Home delivery subscribers to the print edition of The New York Times and the International Herald Tribune, a Paris-based Times co. newspaper, will have full and free access to NYTimes.com.
Web users who find articles through links from blogs and social media like Facebook and Twitter will be able to read those articles even after reaching their monthly reading limit.
The Times began testing its digital subscriptions in Canada on March 17 and extended the system to the rest of the world on Monday.
Sulzberger said the Canadian launch “allowed us to test our systems and fine-tune the user interface and customer experience.”
Speaking last week at The Paley Center for Media in New York, the Times publisher said he is well aware that people will manage to find ways around paying for the newspaper online.

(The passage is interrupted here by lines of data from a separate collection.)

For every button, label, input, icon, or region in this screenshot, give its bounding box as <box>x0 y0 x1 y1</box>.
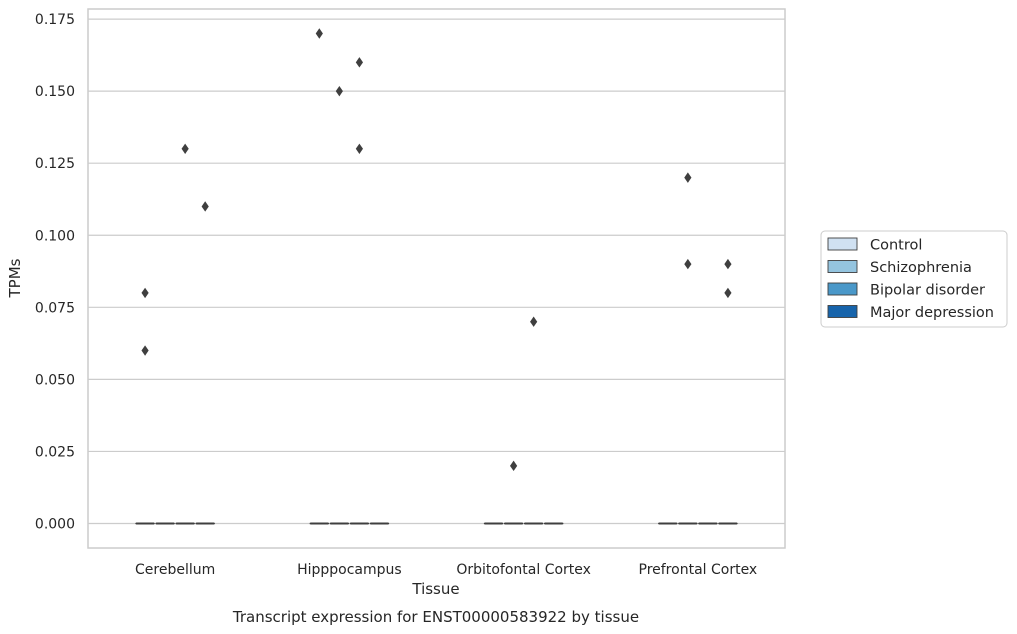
y-axis-label: TPMs <box>6 258 24 298</box>
outlier-point <box>335 85 343 97</box>
y-tick-label: 0.150 <box>35 84 75 100</box>
legend-swatch <box>827 260 858 273</box>
x-tick-label: Hipppocampus <box>297 562 402 578</box>
y-tick-label: 0.100 <box>35 228 75 244</box>
plot-background <box>88 9 785 548</box>
outlier-point <box>355 57 363 68</box>
outlier-point <box>315 28 323 39</box>
legend-label: Bipolar disorder <box>870 283 985 299</box>
y-tick-label: 0.075 <box>35 300 75 316</box>
legend-swatch <box>827 237 858 251</box>
legend-label: Schizophrenia <box>870 260 972 276</box>
x-tick-label: Orbitofontal Cortex <box>456 562 591 578</box>
outlier-point <box>510 460 518 472</box>
outlier-point <box>141 287 149 299</box>
y-tick-label: 0.175 <box>35 12 75 28</box>
legend-swatch <box>827 282 858 296</box>
legend-frame <box>820 230 1008 328</box>
legend-label: Control <box>870 238 922 254</box>
y-tick-label: 0.000 <box>35 517 75 533</box>
outlier-point <box>530 316 538 327</box>
outlier-point <box>201 201 209 212</box>
plot-frame <box>87 8 786 549</box>
outlier-point <box>355 143 363 154</box>
outlier-point <box>724 287 732 299</box>
y-ticks: 0.000 0.025 0.050 0.075 0.100 0.125 0.150 0.175 <box>35 12 75 532</box>
x-tick-label: Cerebellum <box>135 562 215 578</box>
y-tick-label: 0.050 <box>35 372 75 388</box>
x-tick-label: Prefrontal Cortex <box>639 562 758 578</box>
outlier-point <box>141 345 149 356</box>
legend: Control Schizophrenia Bipolar disorder Majo… <box>820 230 1008 328</box>
x-ticks: Cerebellum Hipppocampus Orbitofontal Corte… <box>135 562 757 578</box>
y-tick-label: 0.025 <box>35 444 75 460</box>
outlier-point <box>181 143 189 154</box>
y-tick-label: 0.125 <box>35 156 75 172</box>
outlier-point <box>724 258 732 270</box>
grid <box>88 18 785 525</box>
chart-title: Transcript expression for ENST0000058392… <box>232 608 639 626</box>
outlier-point <box>684 258 692 270</box>
outlier-point <box>684 172 692 183</box>
legend-label: Major depression <box>870 305 994 321</box>
legend-swatch <box>827 305 858 318</box>
x-axis-label: Tissue <box>411 580 459 598</box>
outlier-points <box>141 28 732 472</box>
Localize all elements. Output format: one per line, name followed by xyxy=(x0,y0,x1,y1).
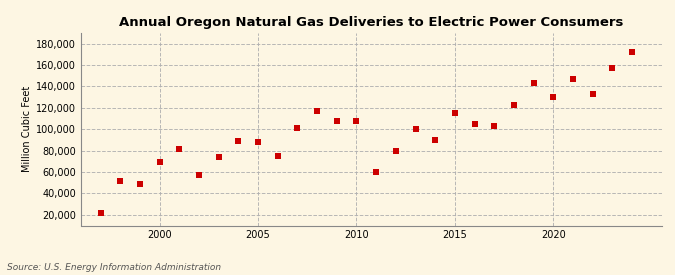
Point xyxy=(292,126,303,130)
Point xyxy=(134,182,145,186)
Text: Source: U.S. Energy Information Administration: Source: U.S. Energy Information Administ… xyxy=(7,263,221,272)
Point xyxy=(548,95,559,99)
Point xyxy=(95,210,106,215)
Point xyxy=(529,81,539,86)
Point xyxy=(174,146,185,151)
Y-axis label: Million Cubic Feet: Million Cubic Feet xyxy=(22,86,32,172)
Point xyxy=(508,103,519,107)
Point xyxy=(568,77,578,81)
Point xyxy=(351,119,362,123)
Point xyxy=(155,160,165,165)
Point xyxy=(430,138,441,142)
Title: Annual Oregon Natural Gas Deliveries to Electric Power Consumers: Annual Oregon Natural Gas Deliveries to … xyxy=(119,16,624,29)
Point xyxy=(469,122,480,126)
Point xyxy=(626,50,637,54)
Point xyxy=(194,173,205,177)
Point xyxy=(331,119,342,123)
Point xyxy=(489,124,500,128)
Point xyxy=(115,178,126,183)
Point xyxy=(587,92,598,96)
Point xyxy=(252,140,263,144)
Point xyxy=(371,170,381,174)
Point xyxy=(450,111,460,116)
Point xyxy=(607,66,618,70)
Point xyxy=(390,148,401,153)
Point xyxy=(233,139,244,143)
Point xyxy=(273,154,284,158)
Point xyxy=(312,109,323,113)
Point xyxy=(213,155,224,159)
Point xyxy=(410,127,421,131)
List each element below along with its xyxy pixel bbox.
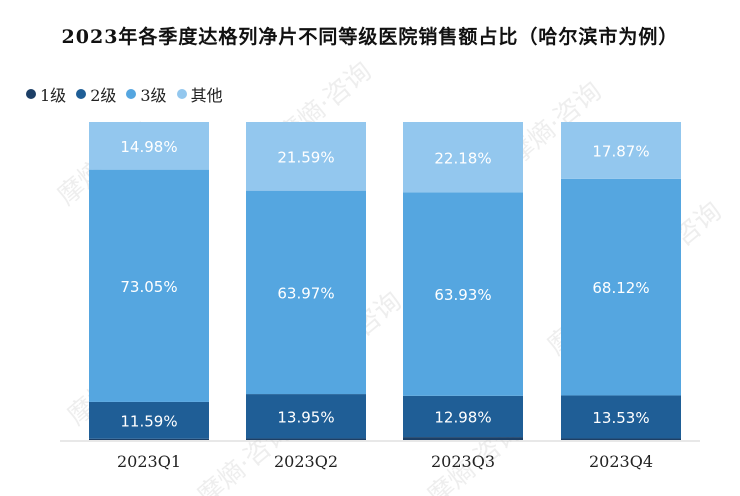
bar-segment-其他 (89, 122, 209, 170)
legend-item: 2级 (76, 82, 116, 106)
legend-item: 1级 (26, 82, 66, 106)
data-label: 22.18% (434, 149, 491, 167)
bar-segment-其他 (561, 122, 681, 179)
bar-segment-2级 (89, 401, 209, 439)
legend-label: 3级 (140, 86, 167, 105)
bar-segment-其他 (403, 122, 523, 193)
chart-title: 2023年各季度达格列净片不同等级医院销售额占比（哈尔滨市为例） (61, 26, 679, 48)
legend-label: 其他 (190, 86, 223, 105)
bar-segment-2级 (403, 395, 523, 438)
bar-segment-3级 (403, 192, 523, 396)
bar-segment-3级 (89, 169, 209, 402)
legend-swatch (26, 89, 36, 99)
x-tick-label: 2023Q4 (589, 452, 653, 471)
bar-segment-其他 (246, 122, 366, 191)
legend-swatch (76, 89, 87, 99)
data-label: 63.97% (277, 284, 334, 302)
bar-segment-1级 (246, 438, 366, 440)
legend-item: 其他 (176, 82, 223, 106)
x-tick-label: 2023Q1 (117, 452, 181, 471)
legend-item: 3级 (126, 82, 167, 106)
data-label: 17.87% (592, 142, 649, 160)
data-label: 13.95% (277, 408, 334, 426)
bar-segment-3级 (561, 178, 681, 396)
data-label: 11.59% (120, 412, 177, 430)
data-label: 21.59% (277, 148, 334, 166)
data-label: 68.12% (592, 279, 649, 297)
data-label: 73.05% (120, 278, 177, 296)
bar-segment-1级 (561, 438, 681, 440)
legend-label: 2级 (90, 86, 117, 105)
bar-segment-3级 (246, 190, 366, 395)
bar-segment-1级 (89, 438, 209, 440)
data-label: 12.98% (434, 408, 491, 426)
legend-label: 1级 (40, 86, 67, 105)
legend: 1级 2级 3级 其他 (26, 82, 233, 106)
data-label: 13.53% (592, 409, 649, 427)
x-tick-label: 2023Q2 (274, 452, 338, 471)
legend-swatch (176, 89, 187, 99)
data-label: 14.98% (120, 138, 177, 156)
bar-segment-2级 (246, 394, 366, 439)
x-tick-label: 2023Q3 (431, 452, 495, 471)
bar-segment-2级 (561, 395, 681, 439)
legend-swatch (126, 89, 137, 99)
data-label: 63.93% (434, 286, 491, 304)
bar-segment-1级 (403, 437, 523, 440)
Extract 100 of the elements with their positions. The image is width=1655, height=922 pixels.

“We did create something purposely porous,” Sulzberger said.
“Can people go around the system?” he asked. “The answer is yes. There are going to be ways.
“Just as if you run down Sixth Avenue right now and you pass a newsstand and grab the paper and keep running you can actually get the Times free,” he said.
Like other US newspapers, the Times has been struggling with declining print advertising revenue, falling circulation and the migration of readers to free news online.
Media analysts and publishers are divided over whether a paid strategy can work and the experience at the Times is expected to be closely watched by other newspapers looking to boost online revenue.
Many US newspaper publishers have been reluctant to erect paywalls around their websites out of fear it will result in a loss of traffic and digital advertising revenue and they will be left out of the online conversation.
In September 2007, The Times aborted a two-year experiment with making readers pay for full access to NYTimes.com called TimesSelect.
The News Corp.-owned Wall Street Journal is currently the only major US newspaper charging readers for unlimited access to its website and other US publishers have been waiting for the Times to unveil its online plan.
Times Co. shares lost 0.65 percent on Wall Street on Monday to close at $9.22.